The data consists of 60 observations, length of odontoblasts (teeth) in each of 10 guinea pigs at each of three dose levels of Vitamin C (0.5, 1 and 2 mg) with each of two delivery methods (orange juice or ascorbic acid).
library(datasets)
library(ggplot2)
ggplot(data=ToothGrowth, aes(x=as.factor(dose), y=len, fill=supp)) +
geom_bar(stat="identity",) +
facet_grid(. ~ supp) +
xlab("Dose in miligrams") +
ylab("Tooth length") +
guides(fill=guide_legend(title="Supplement type"))

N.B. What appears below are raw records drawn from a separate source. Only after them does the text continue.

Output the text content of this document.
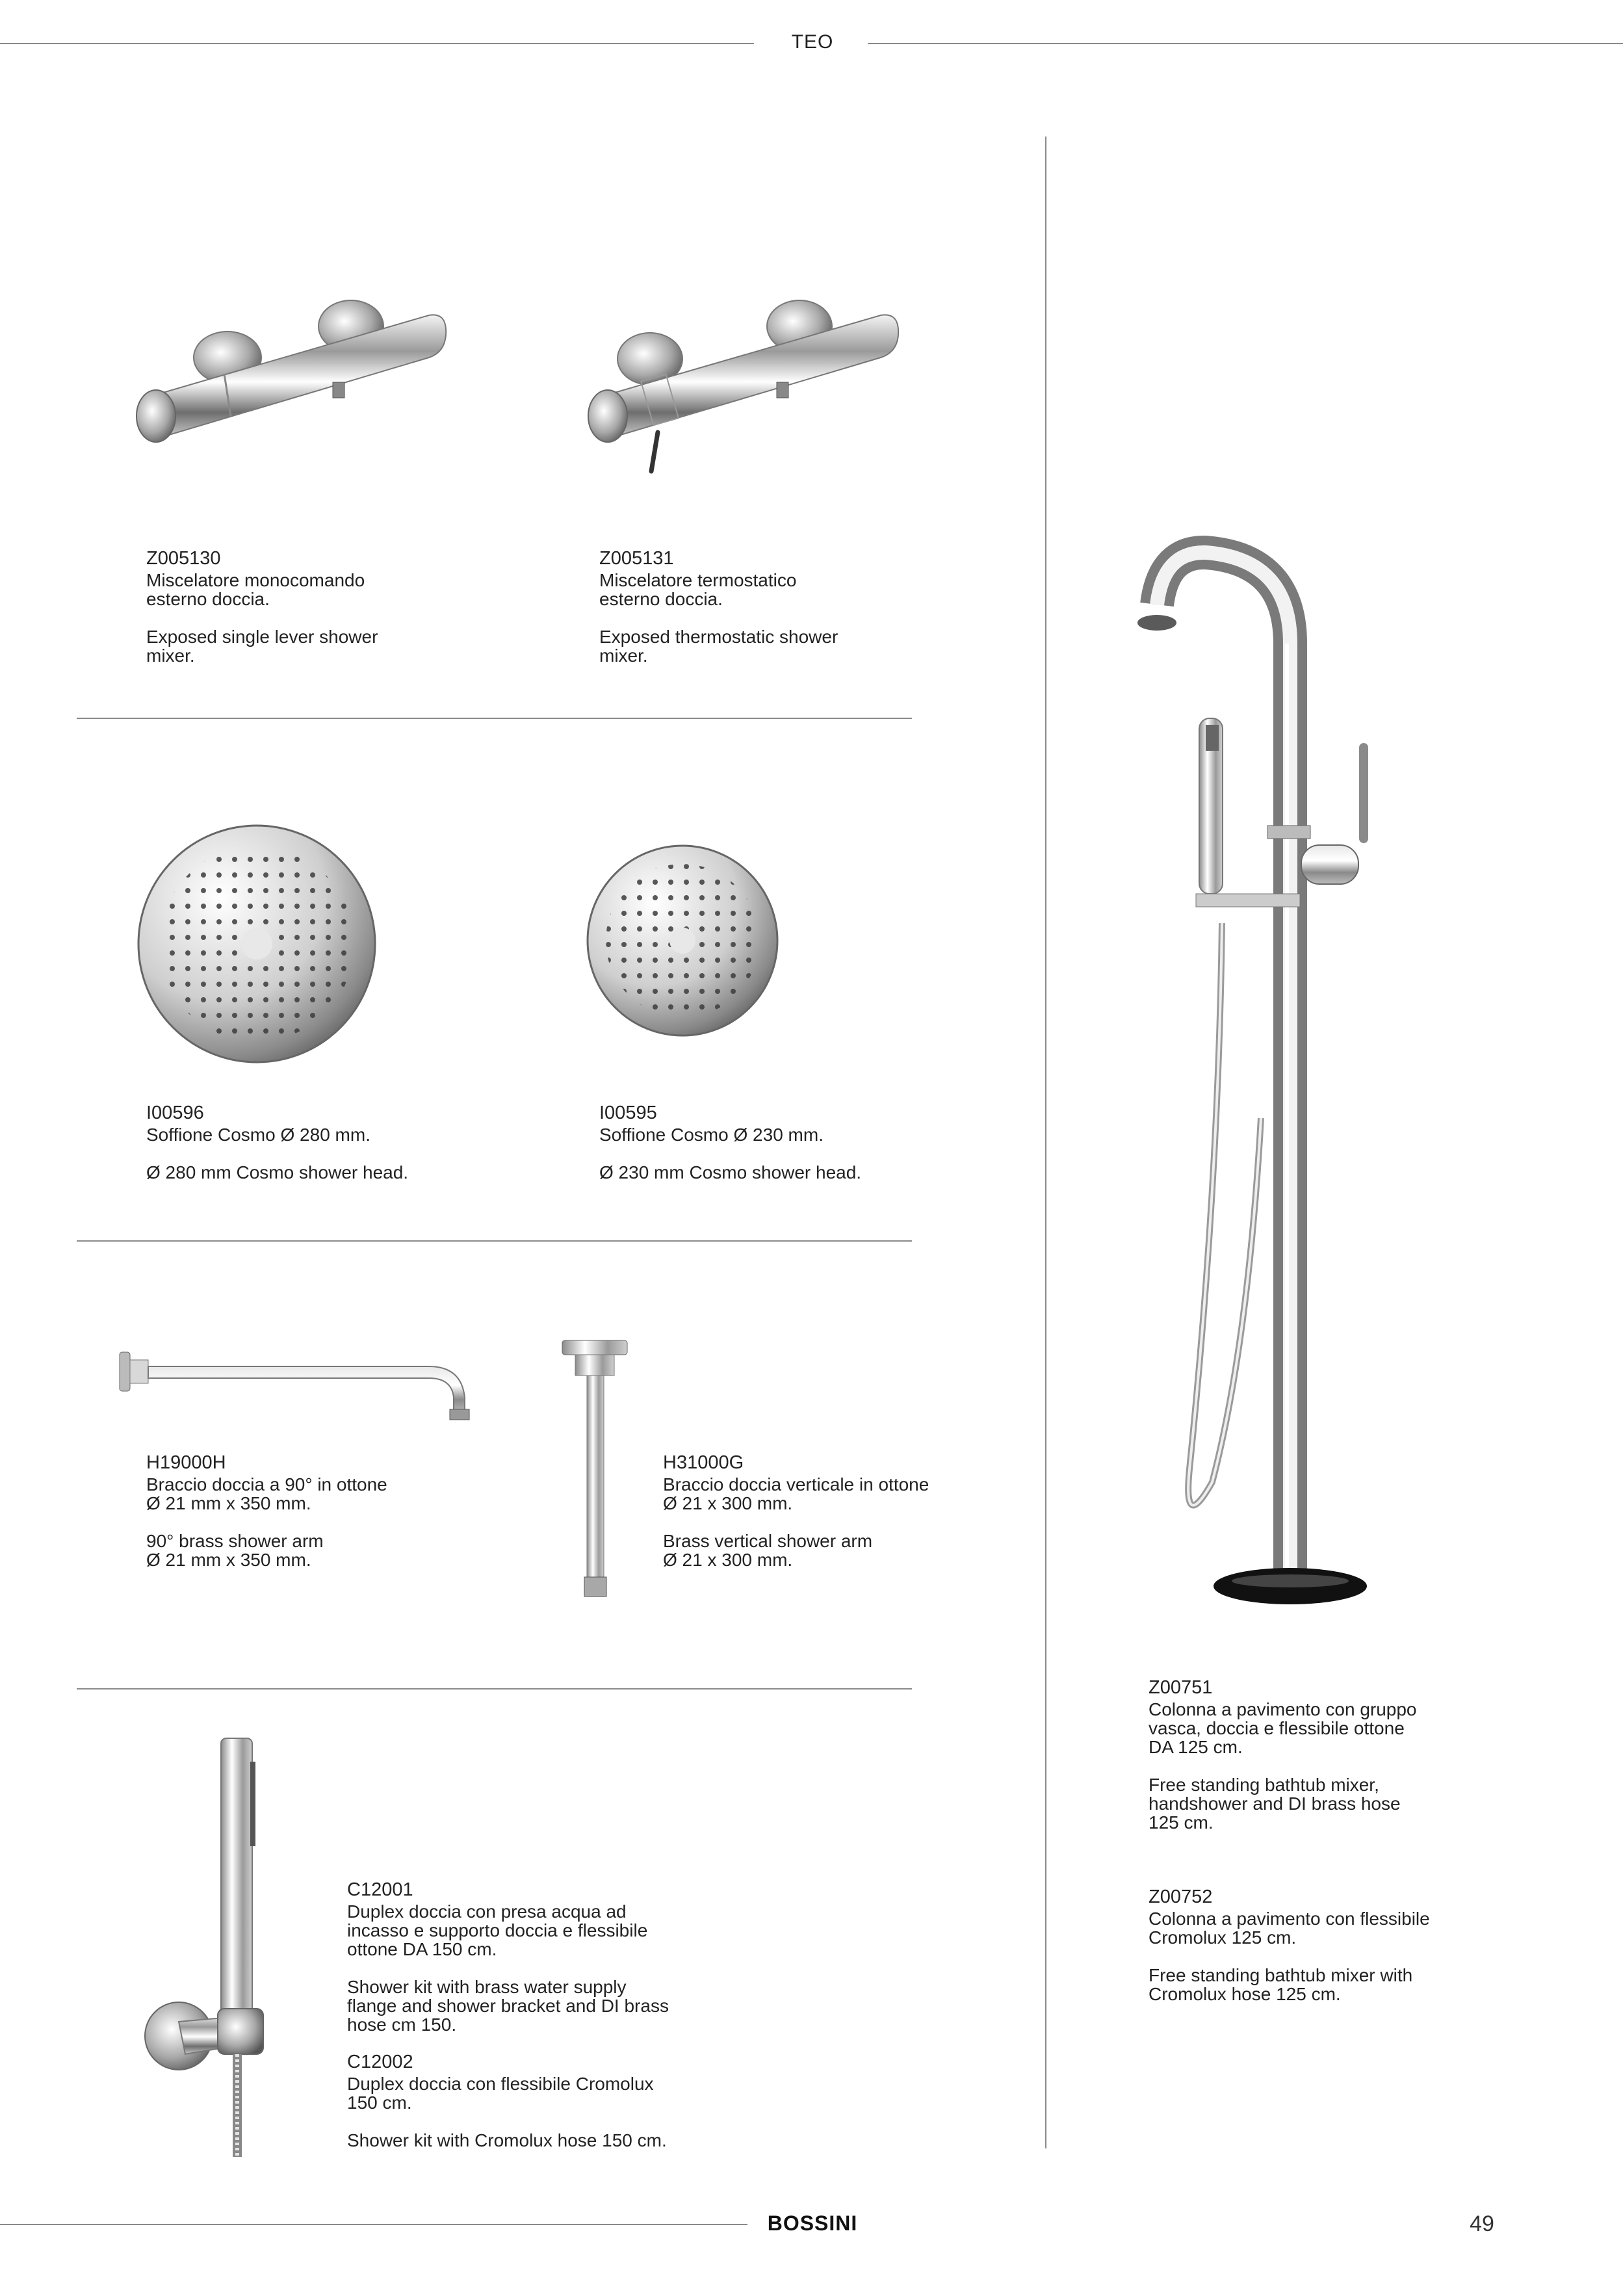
TEO
Z005130
Miscelatore monocomando
esterno doccia.
Exposed single lever shower
mixer.
Z005131
Miscelatore termostatico
esterno doccia.
Exposed thermostatic shower
mixer.
I00596
Soffione Cosmo Ø 280 mm.
Ø 280 mm Cosmo shower head.
I00595
Soffione Cosmo Ø 230 mm.
Ø 230 mm Cosmo shower head.
H19000H
Braccio doccia a 90° in ottone
Ø 21 mm x 350 mm.
90° brass shower arm
Ø 21 mm x 350 mm.
H31000G
Braccio doccia verticale in ottone
Ø 21 x 300 mm.
Brass vertical shower arm
Ø 21 x 300 mm.
C12001
Duplex doccia con presa acqua ad
incasso e supporto doccia e flessibile
ottone DA 150 cm.
Shower kit with brass water supply
flange and shower bracket and DI brass
hose cm 150.
C12002
Duplex doccia con flessibile Cromolux
150 cm.
Shower kit with Cromolux hose 150 cm.
Z00751
Colonna a pavimento con gruppo
vasca, doccia e flessibile ottone
DA 125 cm.
Free standing bathtub mixer,
handshower and DI brass hose
125 cm.
Z00752
Colonna a pavimento con flessibile
Cromolux 125 cm.
Free standing bathtub mixer with
Cromolux hose 125 cm.
BOSSINI	49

From the graph we can observe a clear positive correlation between the tooth length and the dose levels of Vitamin C, for both delivery methods.
The effect of the dose can also be identified using regression analysis. One interesting question that can also be addressed is whether the supplement type (i.e. orange juice or ascorbic acid) has any effect on the tooth length. In other words, how much of the variance in tooth length, if any, can be explained by the supplement type?
fit <- lm(len ~ dose + supp, data=ToothGrowth)
summary(fit)
##
## Call:
## lm(formula = len ~ dose + supp, data = ToothGrowth)
##
## Residuals:
## Min 1Q Median 3Q Max
## -6.600 -3.700 0.373 2.116 8.800
##
## Coefficients:
## Estimate Std. Error t value Pr(>|t|)
## (Intercept) 9.272 1.282 7.23 1.3e-09 ***
## dose 9.764 0.877 11.14 6.3e-16 ***
## suppVC -3.700 1.094 -3.38 0.0013 **
## ---
## Signif. codes: 0 '***' 0.001 '**' 0.01 '*' 0.05 '.' 0.1 ' ' 1
##
## Residual standard error: 4.24 on 57 degrees of freedom
## Multiple R-squared: 0.704, Adjusted R-squared: 0.693
## F-statistic: 67.7 on 2 and 57 DF, p-value: 8.72e-16
The model explains 70% of the variance in the data.
The intercept is 9.2725, meaning that with no supplement of
Vitamin C, the average tooth length is 9.2725 units. The
coefficient of dose is 9.7636. It can be interpreted as
increasing the delievered dose 1 mg, all else equal (i.e. no change in the
supplement type), would increase the tooth length 9.7636 units.
The last coefficient is for the supplement type. Since the supplement type is
a categorical variable, dummy variables are used. The computed coefficient
is for suppVC and the value is -3.7 meaning that delivering
a given dose as ascorbic acid, without changing the dose, would result in
3.7 units of decrease in the tooth length. Since there
are only two categories, we can also conclude that on average, delivering the dosage as
orange juice would increase the tooth length by 3.7 units.
95% confidence intervals for two variables and the intercept are as follows.
confint(fit)
## 2.5 % 97.5 %
## (Intercept) 6.705 11.84
## dose 8.008 11.52
## suppVC -5.890 -1.51
The confidence intervals mean that if we collect a different set of data and
estimate parameters of the linear model many times, 95% of the time, the
coefficient estimations will be in these ranges. For each coefficient (i.e.
intercept, dose and suppVC), the null hypothesis is that the coefficients are
zero, meaning that no tooth length variation is explained by that variable.
All p-values are less than 0.05, rejecting the null hypothesis and suggesting
that each variable explains a significant portion of variability in tooth length,
assuming the significance level is 5%.